Im Nebenzimmer zanken die Eltern. Sie machen sich Sorgen wegen des Geschäfts. Was wird jetzt?

Die jüngere Tochter macht sich keine großen Gedanken. Sie ärgert sich, dass sie nach der Schule im väterlichen Geschäft einscheren muss – aber man lässt ihr keine Wahl.

 

So isses nun mal: Der Zuch is abjefahrn.

 

Die Mauer? Die DDR? Die Beatles? Mit Freundinnen über den Ku’damm bummeln?

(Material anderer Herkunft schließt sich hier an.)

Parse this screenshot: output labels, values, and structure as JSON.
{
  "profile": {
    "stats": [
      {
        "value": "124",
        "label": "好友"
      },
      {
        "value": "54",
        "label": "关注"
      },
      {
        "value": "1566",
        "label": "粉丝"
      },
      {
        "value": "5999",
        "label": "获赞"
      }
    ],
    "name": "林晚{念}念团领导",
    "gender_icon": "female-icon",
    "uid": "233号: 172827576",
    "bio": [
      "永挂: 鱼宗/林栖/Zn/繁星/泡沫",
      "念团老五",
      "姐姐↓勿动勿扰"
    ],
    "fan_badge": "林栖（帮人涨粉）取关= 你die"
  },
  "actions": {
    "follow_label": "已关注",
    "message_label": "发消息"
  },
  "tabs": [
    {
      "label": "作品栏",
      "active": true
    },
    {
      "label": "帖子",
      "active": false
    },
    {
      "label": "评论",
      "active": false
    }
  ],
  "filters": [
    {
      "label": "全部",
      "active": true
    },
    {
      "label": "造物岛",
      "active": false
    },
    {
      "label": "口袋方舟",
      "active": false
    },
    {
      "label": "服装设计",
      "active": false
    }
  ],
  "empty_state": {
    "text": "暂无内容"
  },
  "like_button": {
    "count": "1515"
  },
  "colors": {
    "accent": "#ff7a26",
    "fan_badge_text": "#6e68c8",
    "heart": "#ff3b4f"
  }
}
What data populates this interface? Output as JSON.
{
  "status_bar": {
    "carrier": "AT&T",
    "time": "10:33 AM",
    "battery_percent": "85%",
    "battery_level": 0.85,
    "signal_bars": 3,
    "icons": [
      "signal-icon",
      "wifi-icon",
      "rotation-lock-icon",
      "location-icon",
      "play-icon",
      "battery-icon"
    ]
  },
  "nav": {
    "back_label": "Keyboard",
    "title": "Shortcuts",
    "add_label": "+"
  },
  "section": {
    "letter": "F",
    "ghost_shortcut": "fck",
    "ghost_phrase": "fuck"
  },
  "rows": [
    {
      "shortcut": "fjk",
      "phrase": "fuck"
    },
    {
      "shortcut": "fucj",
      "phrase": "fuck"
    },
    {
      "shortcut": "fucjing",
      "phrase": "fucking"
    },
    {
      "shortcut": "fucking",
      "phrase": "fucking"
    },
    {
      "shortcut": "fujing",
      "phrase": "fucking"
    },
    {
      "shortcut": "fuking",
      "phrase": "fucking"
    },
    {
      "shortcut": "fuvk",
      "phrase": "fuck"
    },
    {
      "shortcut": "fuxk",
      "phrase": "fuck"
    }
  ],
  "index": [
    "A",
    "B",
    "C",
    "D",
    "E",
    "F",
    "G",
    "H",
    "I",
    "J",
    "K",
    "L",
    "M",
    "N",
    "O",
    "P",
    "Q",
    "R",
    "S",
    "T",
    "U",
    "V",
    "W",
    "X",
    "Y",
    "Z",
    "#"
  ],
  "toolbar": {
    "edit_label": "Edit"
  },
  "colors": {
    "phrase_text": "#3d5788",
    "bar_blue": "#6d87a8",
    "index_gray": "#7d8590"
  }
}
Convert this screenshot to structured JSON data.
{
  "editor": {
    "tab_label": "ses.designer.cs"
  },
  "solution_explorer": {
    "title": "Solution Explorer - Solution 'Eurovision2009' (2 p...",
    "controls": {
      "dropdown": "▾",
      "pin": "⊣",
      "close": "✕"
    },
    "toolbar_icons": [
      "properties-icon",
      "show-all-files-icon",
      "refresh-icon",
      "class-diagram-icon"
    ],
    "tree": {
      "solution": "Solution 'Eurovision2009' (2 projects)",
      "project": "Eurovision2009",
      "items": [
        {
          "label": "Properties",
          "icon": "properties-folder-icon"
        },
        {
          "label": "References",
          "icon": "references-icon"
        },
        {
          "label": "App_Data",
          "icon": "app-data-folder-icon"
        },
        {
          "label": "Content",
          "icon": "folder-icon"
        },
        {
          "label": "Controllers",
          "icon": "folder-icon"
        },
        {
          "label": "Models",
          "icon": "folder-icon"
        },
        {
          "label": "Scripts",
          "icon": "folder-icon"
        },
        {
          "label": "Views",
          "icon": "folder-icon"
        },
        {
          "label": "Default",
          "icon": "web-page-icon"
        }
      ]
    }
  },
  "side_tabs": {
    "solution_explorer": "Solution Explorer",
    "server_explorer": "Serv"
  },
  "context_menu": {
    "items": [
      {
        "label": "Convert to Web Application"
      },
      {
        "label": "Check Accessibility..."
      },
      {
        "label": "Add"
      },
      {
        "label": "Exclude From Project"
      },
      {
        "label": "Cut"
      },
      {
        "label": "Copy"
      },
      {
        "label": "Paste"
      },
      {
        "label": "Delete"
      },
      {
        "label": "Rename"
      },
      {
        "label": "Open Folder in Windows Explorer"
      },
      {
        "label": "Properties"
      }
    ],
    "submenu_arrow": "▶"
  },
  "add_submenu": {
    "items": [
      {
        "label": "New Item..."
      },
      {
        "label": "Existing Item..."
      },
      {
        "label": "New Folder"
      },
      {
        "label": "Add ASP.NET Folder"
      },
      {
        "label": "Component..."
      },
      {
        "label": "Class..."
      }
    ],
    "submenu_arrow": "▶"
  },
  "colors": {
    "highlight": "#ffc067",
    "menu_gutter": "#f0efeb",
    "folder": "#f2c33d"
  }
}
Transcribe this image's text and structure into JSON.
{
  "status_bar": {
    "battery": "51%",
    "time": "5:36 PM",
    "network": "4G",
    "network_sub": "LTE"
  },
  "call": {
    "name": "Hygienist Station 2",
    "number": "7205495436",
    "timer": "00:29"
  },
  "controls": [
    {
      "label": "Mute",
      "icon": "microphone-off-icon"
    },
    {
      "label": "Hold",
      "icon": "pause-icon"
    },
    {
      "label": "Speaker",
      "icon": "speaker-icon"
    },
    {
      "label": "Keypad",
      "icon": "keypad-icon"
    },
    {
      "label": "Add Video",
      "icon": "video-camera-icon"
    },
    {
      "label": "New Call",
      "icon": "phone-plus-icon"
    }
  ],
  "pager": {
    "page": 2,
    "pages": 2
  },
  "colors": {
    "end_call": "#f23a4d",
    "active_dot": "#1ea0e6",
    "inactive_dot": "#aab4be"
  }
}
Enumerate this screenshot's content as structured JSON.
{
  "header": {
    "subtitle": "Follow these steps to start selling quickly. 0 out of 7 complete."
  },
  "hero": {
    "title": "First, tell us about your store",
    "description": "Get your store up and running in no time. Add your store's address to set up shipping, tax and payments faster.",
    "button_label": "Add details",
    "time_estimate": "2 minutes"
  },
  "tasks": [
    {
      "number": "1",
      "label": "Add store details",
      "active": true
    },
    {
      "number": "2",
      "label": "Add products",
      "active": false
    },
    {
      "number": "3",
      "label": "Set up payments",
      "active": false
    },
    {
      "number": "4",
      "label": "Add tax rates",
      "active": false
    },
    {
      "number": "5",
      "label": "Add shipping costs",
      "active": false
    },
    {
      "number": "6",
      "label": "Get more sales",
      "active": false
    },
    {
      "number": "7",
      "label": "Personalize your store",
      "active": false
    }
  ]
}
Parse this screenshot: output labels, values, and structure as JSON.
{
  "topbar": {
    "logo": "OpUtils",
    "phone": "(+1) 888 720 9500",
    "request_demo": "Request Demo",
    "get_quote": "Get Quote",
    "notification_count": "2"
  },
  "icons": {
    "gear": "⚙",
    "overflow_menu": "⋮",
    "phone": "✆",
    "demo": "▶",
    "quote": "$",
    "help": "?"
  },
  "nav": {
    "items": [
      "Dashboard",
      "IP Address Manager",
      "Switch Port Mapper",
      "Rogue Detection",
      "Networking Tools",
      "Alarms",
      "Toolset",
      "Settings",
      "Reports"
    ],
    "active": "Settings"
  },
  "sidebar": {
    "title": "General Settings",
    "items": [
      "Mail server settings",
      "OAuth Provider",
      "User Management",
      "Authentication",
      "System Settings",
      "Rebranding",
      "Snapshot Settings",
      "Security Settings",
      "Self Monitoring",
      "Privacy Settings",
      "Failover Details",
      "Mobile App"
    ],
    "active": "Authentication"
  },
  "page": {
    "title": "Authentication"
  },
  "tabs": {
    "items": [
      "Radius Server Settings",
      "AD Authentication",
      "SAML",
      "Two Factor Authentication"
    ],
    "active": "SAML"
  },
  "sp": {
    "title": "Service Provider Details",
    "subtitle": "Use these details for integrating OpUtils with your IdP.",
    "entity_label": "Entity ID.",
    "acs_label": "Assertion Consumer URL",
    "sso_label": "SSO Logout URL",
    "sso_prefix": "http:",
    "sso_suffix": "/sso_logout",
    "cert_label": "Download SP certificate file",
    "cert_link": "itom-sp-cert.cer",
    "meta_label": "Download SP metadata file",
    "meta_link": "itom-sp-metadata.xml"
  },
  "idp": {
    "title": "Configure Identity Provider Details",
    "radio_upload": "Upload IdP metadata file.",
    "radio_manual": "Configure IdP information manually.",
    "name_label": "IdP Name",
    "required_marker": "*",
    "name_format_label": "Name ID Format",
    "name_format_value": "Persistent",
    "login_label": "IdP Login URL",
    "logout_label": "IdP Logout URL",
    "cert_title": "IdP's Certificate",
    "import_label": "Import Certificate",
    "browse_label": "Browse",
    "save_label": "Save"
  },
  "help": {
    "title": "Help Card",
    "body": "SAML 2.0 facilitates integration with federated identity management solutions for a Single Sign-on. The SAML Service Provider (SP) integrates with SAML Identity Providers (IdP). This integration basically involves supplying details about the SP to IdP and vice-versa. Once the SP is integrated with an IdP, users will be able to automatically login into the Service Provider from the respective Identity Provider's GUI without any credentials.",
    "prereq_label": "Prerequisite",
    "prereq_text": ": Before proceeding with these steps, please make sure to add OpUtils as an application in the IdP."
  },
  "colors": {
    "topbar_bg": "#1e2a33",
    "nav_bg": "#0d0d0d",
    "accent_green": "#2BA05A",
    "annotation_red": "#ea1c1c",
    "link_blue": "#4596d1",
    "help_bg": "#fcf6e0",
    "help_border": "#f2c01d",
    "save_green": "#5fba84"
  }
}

Das passt nicht in ihr Leben.

„Fräulein Karin zum Diktat!“ Abrechnungen. Mahnungen. Vorgänge abheften. Der Mutter im Haushalt helfen. Heimliches Geknutsche mit dem Freund. Ab und zu am Sonntag nach Kaffee und Kuchen ein Spaziergang durch Britz. Urlaub in Sankt Peter Ording.

„Dit hier war tot. Nix is hier jewesn. Keen Cafe, keen Restaurant. Der Vater hat den Tagesspiegel und später die Morgenpost jelesen. Meine Mutter hat nicht mal ‘nen Fernseher erlebt.“

So und nicht anders ist es.

Und, husch, sind zehn Jahre ins Land gegangen. Wenn der  Wind aus Osten oder Süden kommt,  riecht Britz nach Niederschöneweide oder Großziethen, nach Zweitaktern und Braunkohle. Ansonsten hat Karin mit der Deutschen Demokratischen Republik nichts zu schaffen. Das ist ein Land aus einer anderen Welt, noch weiter weg als Bayern oder Italien.

Auf Arbeit lernt sie Harry kennen. Eine Schönheit ist er nicht. Klapperdürr, mit einem verhuschten Wesen. Er scheint schüchtern, sie wird anfangs nicht recht schlau aus dem jungen Mann.

Ihr gefällt, dass er kein Angeber ist. Wenn er den Mund aufmacht, sagt er kluge Sachen. Er prahlt nicht mit Saufereien und Männer-Abenteuern.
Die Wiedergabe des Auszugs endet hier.